大勢の前で、わけのわからない難解な歌を、OKが出るまで歌わせて泣くまで止めさせなかったり、Kくんがいかに嘘つきであるかを吹聴したりしていた。
Kくんは、そこから不登校となり、中学に上がれば悪い仲間とつるむようになり、かつての繊細な面影をまったく失くしてしまったかのように見えた。
一方Mくんは、そのような非情な一面を先生や周りから見咎められることもなく、中学では生徒会長となり、大人になっても同窓会では幹事を務め、常に輪の中心であることは変わらなかった。
子ども時代からMくんを知る知人幾人かに聞いても、Mくんの「陰」とも言える一面について語る人は居なかった。
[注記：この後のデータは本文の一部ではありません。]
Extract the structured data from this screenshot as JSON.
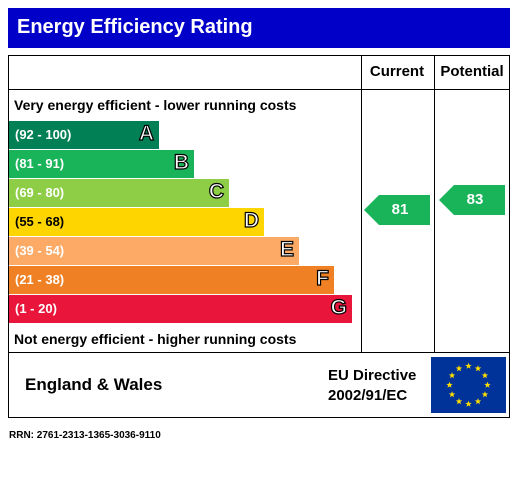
{
  "header": {
    "title": "Energy Efficiency Rating"
  },
  "columns": {
    "current": "Current",
    "potential": "Potential"
  },
  "notes": {
    "top": "Very energy efficient - lower running costs",
    "bottom": "Not energy efficient - higher running costs"
  },
  "colors": {
    "title_bg": "#0000c8",
    "A": "#008054",
    "B": "#19b459",
    "C": "#8dce46",
    "D": "#ffd500",
    "E": "#fcaa65",
    "F": "#ef8023",
    "G": "#e9153b",
    "pointer": "#19b459",
    "flag": "#003399",
    "stars": "#ffdd00"
  },
  "chart_data": {
    "type": "bar",
    "title": "Energy Efficiency Rating",
    "bands": [
      {
        "letter": "A",
        "range": "(92 - 100)"
      },
      {
        "letter": "B",
        "range": "(81 - 91)"
      },
      {
        "letter": "C",
        "range": "(69 - 80)"
      },
      {
        "letter": "D",
        "range": "(55 - 68)"
      },
      {
        "letter": "E",
        "range": "(39 - 54)"
      },
      {
        "letter": "F",
        "range": "(21 - 38)"
      },
      {
        "letter": "G",
        "range": "(1 - 20)"
      }
    ],
    "current": {
      "label": "Current",
      "value": 81,
      "band": "B"
    },
    "potential": {
      "label": "Potential",
      "value": 83,
      "band": "B"
    }
  },
  "footer": {
    "region": "England & Wales",
    "directive_line1": "EU Directive",
    "directive_line2": "2002/91/EC",
    "rrn": "RRN: 2761-2313-1365-3036-9110"
  }
}
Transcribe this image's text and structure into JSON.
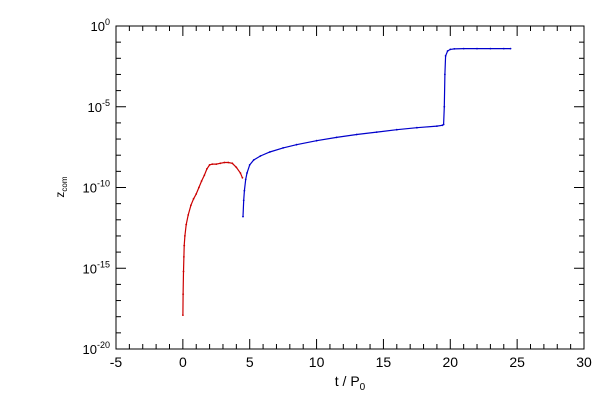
{
  "chart_data": {
    "type": "scatter",
    "xlabel": {
      "main": "t / P",
      "sub": "0"
    },
    "ylabel": {
      "main": "z",
      "sub": "com"
    },
    "xlim": [
      -5,
      30
    ],
    "ylim_log10": [
      -20,
      0
    ],
    "yscale": "log",
    "x_ticks": [
      "-5",
      "0",
      "5",
      "10",
      "15",
      "20",
      "25",
      "30"
    ],
    "y_ticks": [
      {
        "base": "10",
        "exp": "0"
      },
      {
        "base": "10",
        "exp": "-5"
      },
      {
        "base": "10",
        "exp": "-10"
      },
      {
        "base": "10",
        "exp": "-15"
      },
      {
        "base": "10",
        "exp": "-20"
      }
    ],
    "series": [
      {
        "color": "#cc0000",
        "points": [
          [
            0.0,
            -17.9
          ],
          [
            0.02,
            -16.6
          ],
          [
            0.05,
            -15.2
          ],
          [
            0.08,
            -14.3
          ],
          [
            0.1,
            -13.6
          ],
          [
            0.15,
            -13.0
          ],
          [
            0.25,
            -12.3
          ],
          [
            0.4,
            -11.7
          ],
          [
            0.6,
            -11.1
          ],
          [
            0.8,
            -10.7
          ],
          [
            1.0,
            -10.4
          ],
          [
            1.2,
            -10.0
          ],
          [
            1.4,
            -9.6
          ],
          [
            1.6,
            -9.25
          ],
          [
            1.8,
            -8.85
          ],
          [
            2.0,
            -8.6
          ],
          [
            2.2,
            -8.55
          ],
          [
            2.5,
            -8.55
          ],
          [
            2.8,
            -8.5
          ],
          [
            3.1,
            -8.45
          ],
          [
            3.4,
            -8.45
          ],
          [
            3.7,
            -8.5
          ],
          [
            4.0,
            -8.75
          ],
          [
            4.3,
            -9.1
          ],
          [
            4.45,
            -9.4
          ]
        ]
      },
      {
        "color": "#0000cc",
        "points": [
          [
            4.5,
            -11.8
          ],
          [
            4.55,
            -10.8
          ],
          [
            4.6,
            -10.2
          ],
          [
            4.7,
            -9.5
          ],
          [
            4.8,
            -9.1
          ],
          [
            5.0,
            -8.6
          ],
          [
            5.3,
            -8.3
          ],
          [
            5.8,
            -8.05
          ],
          [
            6.5,
            -7.8
          ],
          [
            7.5,
            -7.55
          ],
          [
            8.5,
            -7.35
          ],
          [
            10.0,
            -7.1
          ],
          [
            11.5,
            -6.9
          ],
          [
            13.0,
            -6.72
          ],
          [
            14.5,
            -6.57
          ],
          [
            16.0,
            -6.42
          ],
          [
            17.5,
            -6.3
          ],
          [
            19.0,
            -6.2
          ],
          [
            19.4,
            -6.15
          ],
          [
            19.5,
            -6.1
          ],
          [
            19.55,
            -5.0
          ],
          [
            19.6,
            -3.0
          ],
          [
            19.65,
            -1.85
          ],
          [
            19.8,
            -1.55
          ],
          [
            20.0,
            -1.45
          ],
          [
            20.3,
            -1.42
          ],
          [
            21.0,
            -1.4
          ],
          [
            22.0,
            -1.4
          ],
          [
            23.0,
            -1.4
          ],
          [
            24.0,
            -1.4
          ],
          [
            24.5,
            -1.4
          ]
        ]
      }
    ]
  }
}
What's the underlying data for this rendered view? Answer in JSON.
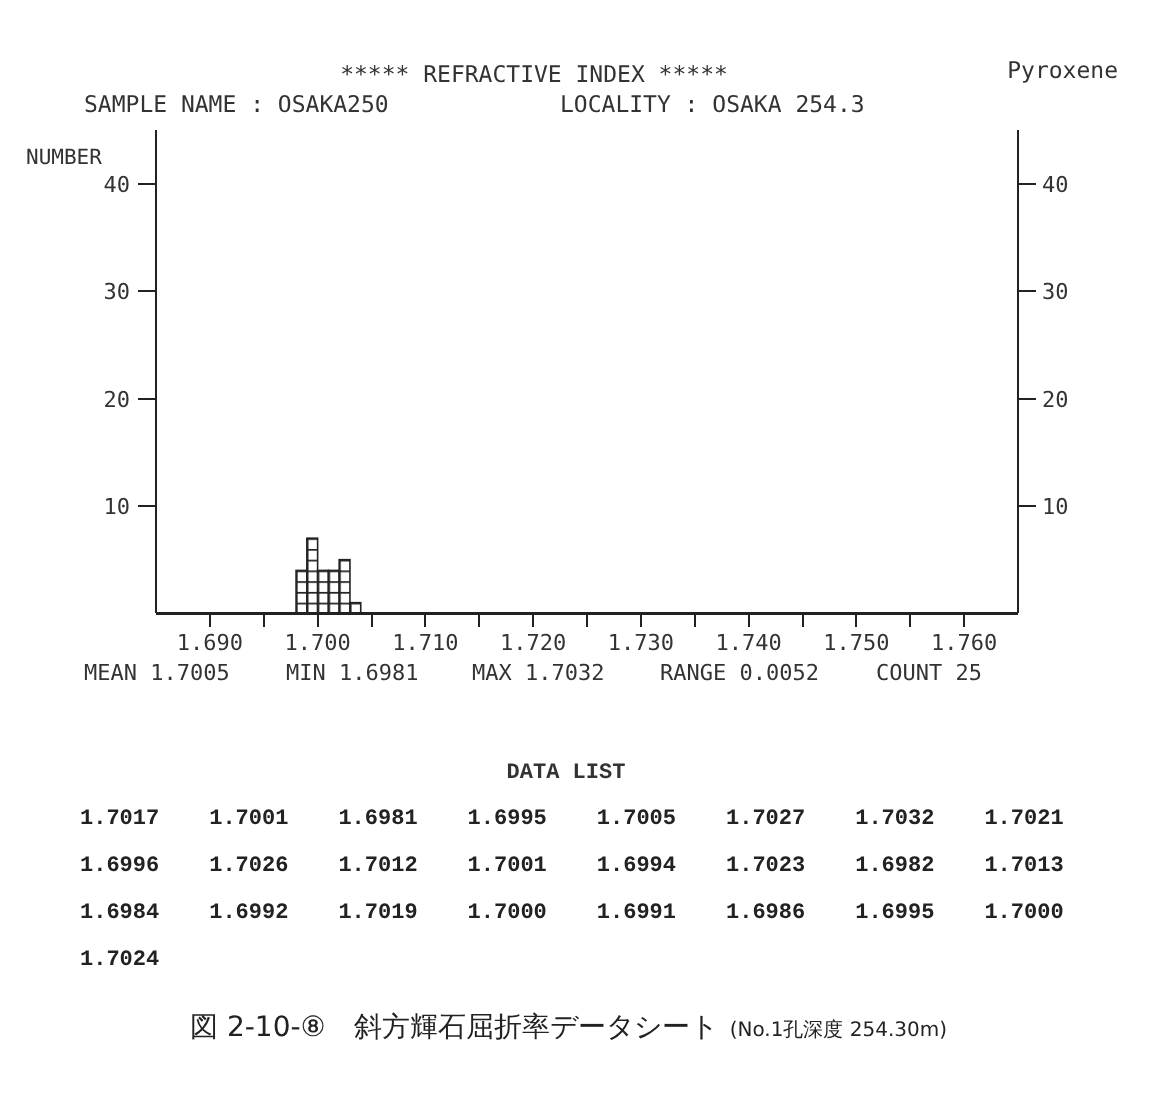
{
  "chart_data": {
    "type": "histogram",
    "title": "***** REFRACTIVE INDEX *****",
    "ylabel": "NUMBER",
    "bins": [
      1.698,
      1.699,
      1.7,
      1.701,
      1.702,
      1.703,
      1.704
    ],
    "values": [
      4,
      7,
      4,
      4,
      5,
      1
    ],
    "xlim": [
      1.685,
      1.765
    ],
    "xticks": [
      {
        "value": 1.69,
        "label": "1.690"
      },
      {
        "value": 1.695,
        "label": null
      },
      {
        "value": 1.7,
        "label": "1.700"
      },
      {
        "value": 1.705,
        "label": null
      },
      {
        "value": 1.71,
        "label": "1.710"
      },
      {
        "value": 1.715,
        "label": null
      },
      {
        "value": 1.72,
        "label": "1.720"
      },
      {
        "value": 1.725,
        "label": null
      },
      {
        "value": 1.73,
        "label": "1.730"
      },
      {
        "value": 1.735,
        "label": null
      },
      {
        "value": 1.74,
        "label": "1.740"
      },
      {
        "value": 1.745,
        "label": null
      },
      {
        "value": 1.75,
        "label": "1.750"
      },
      {
        "value": 1.755,
        "label": null
      },
      {
        "value": 1.76,
        "label": "1.760"
      }
    ],
    "ylim": [
      0,
      45
    ],
    "yticks": [
      10,
      20,
      30,
      40
    ],
    "y2lim": [
      0,
      45
    ],
    "y2ticks": [
      10,
      20,
      30,
      40
    ],
    "annotations": [
      "SAMPLE NAME : OSAKA250",
      "LOCALITY : OSAKA 254.3",
      "Pyroxene",
      "MEAN 1.7005",
      "MIN 1.6981",
      "MAX 1.7032",
      "RANGE 0.0052",
      "COUNT 25",
      "DATA LIST",
      "1.7017",
      "1.7001",
      "1.6981",
      "1.6995",
      "1.7005",
      "1.7027",
      "1.7032",
      "1.7021",
      "1.6996",
      "1.7026",
      "1.7012",
      "1.7001",
      "1.6994",
      "1.7023",
      "1.6982",
      "1.7013",
      "1.6984",
      "1.6992",
      "1.7019",
      "1.7000",
      "1.6991",
      "1.6986",
      "1.6995",
      "1.7000",
      "1.7024",
      "図 2-10-⑧　斜方輝石屈折率データシート",
      "(No.1孔深度 254.30m)"
    ]
  }
}
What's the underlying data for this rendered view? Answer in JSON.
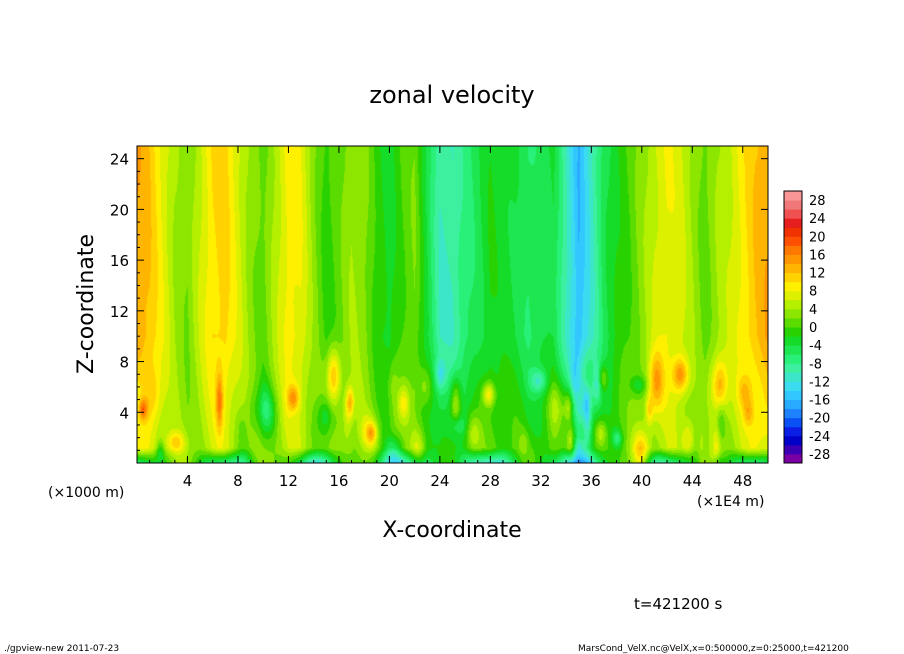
{
  "chart_data": {
    "type": "heatmap",
    "title": "zonal velocity",
    "xlabel": "X-coordinate",
    "ylabel": "Z-coordinate",
    "x_unit_left": "(×1000 m)",
    "x_unit_right": "(×1E4 m)",
    "x_ticks": [
      "4",
      "8",
      "12",
      "16",
      "20",
      "24",
      "28",
      "32",
      "36",
      "40",
      "44",
      "48"
    ],
    "x_tick_values": [
      4,
      8,
      12,
      16,
      20,
      24,
      28,
      32,
      36,
      40,
      44,
      48
    ],
    "xlim": [
      0,
      50
    ],
    "y_ticks": [
      "4",
      "8",
      "12",
      "16",
      "20",
      "24"
    ],
    "y_tick_values": [
      4,
      8,
      12,
      16,
      20,
      24
    ],
    "ylim": [
      0,
      25
    ],
    "colorbar_labels": [
      "28",
      "24",
      "20",
      "16",
      "12",
      "8",
      "4",
      "0",
      "-4",
      "-8",
      "-12",
      "-16",
      "-20",
      "-24",
      "-28"
    ],
    "colorbar_levels": [
      -30,
      -28,
      -26,
      -24,
      -22,
      -20,
      -18,
      -16,
      -14,
      -12,
      -10,
      -8,
      -6,
      -4,
      -2,
      0,
      2,
      4,
      6,
      8,
      10,
      12,
      14,
      16,
      18,
      20,
      22,
      24,
      26,
      28,
      30
    ],
    "colorbar_colors": [
      "#7a00a6",
      "#3c00b4",
      "#0000c8",
      "#0a1ee6",
      "#0a50f5",
      "#1e82ff",
      "#28aaff",
      "#32c8ff",
      "#3cdcf0",
      "#3ce6c8",
      "#3cf0a0",
      "#28f078",
      "#1ee650",
      "#14dc28",
      "#28d200",
      "#5adc00",
      "#8ce600",
      "#b4f000",
      "#dcf000",
      "#fff000",
      "#ffd200",
      "#ffb400",
      "#ff9600",
      "#ff7800",
      "#ff5000",
      "#f03200",
      "#e61e1e",
      "#f05050",
      "#f07878",
      "#fa9696"
    ],
    "value_range": [
      -30,
      30
    ],
    "column_profile": {
      "x": [
        0,
        1,
        2,
        3,
        4,
        5,
        6,
        7,
        8,
        9,
        10,
        11,
        12,
        13,
        14,
        15,
        16,
        17,
        18,
        19,
        20,
        21,
        22,
        23,
        24,
        25,
        26,
        27,
        28,
        29,
        30,
        31,
        32,
        33,
        34,
        35,
        36,
        37,
        38,
        39,
        40,
        41,
        42,
        43,
        44,
        45,
        46,
        47,
        48,
        49,
        50
      ],
      "upper_mean": [
        14,
        12,
        8,
        4,
        2,
        6,
        10,
        11,
        7,
        3,
        1,
        5,
        9,
        8,
        3,
        -1,
        1,
        4,
        3,
        -1,
        -3,
        0,
        2,
        -4,
        -10,
        -10,
        -7,
        -5,
        -2,
        -3,
        -4,
        -6,
        -5,
        -4,
        -10,
        -16,
        -11,
        -5,
        -2,
        0,
        3,
        6,
        8,
        7,
        4,
        1,
        4,
        6,
        9,
        12,
        14
      ]
    },
    "annotations": {
      "time": "t=421200 s",
      "footer_left": "./gpview-new   2011-07-23",
      "footer_right": "MarsCond_VelX.nc@VelX,x=0:500000,z=0:25000,t=421200"
    }
  }
}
それから、私は、地域、職場、その他のコミュニティで、「Mくん的な」華のある人に出会うことになるが、その人に近づき過ぎると駄目だった。
やはり「あの」一面が見えてしまうし、私が見ているところでは、しっかり本性を出してくるのである。
「いじめ」というものが、これだけ問題視されていても、決して無くなることがないということの、答えの一つのような気もしている。
自分にとって直接実害が無いことに関しては、それがいじめであると認識されていない、ということなのだ。
しかし、ネットが発達した最近になって、パンドラの箱が開けられることがしばしばあり、その封印期間の長さにむしろ驚かされる。
時代、住む環境は違っても、同じような体験の共有を、ネットが可能にしてくれた。
そして、いま私がこのような駄文を綴る機会を与えられているのも、ネットのおかげである。
そのネットも使い方によっては、偽の太陽が本物であるかのようにふるまったり、見るほうが勝手に本物だと錯覚してしまうこともあるのだろう。

遠くにあるから、美しく見える。

そう思って生きていくほうが、いいのかもしれない。
自分の近くにある、本当に大切にしなければならないものが見えなくなり失くしてしまうことこそ、もっとも悲しい事実だと思うから。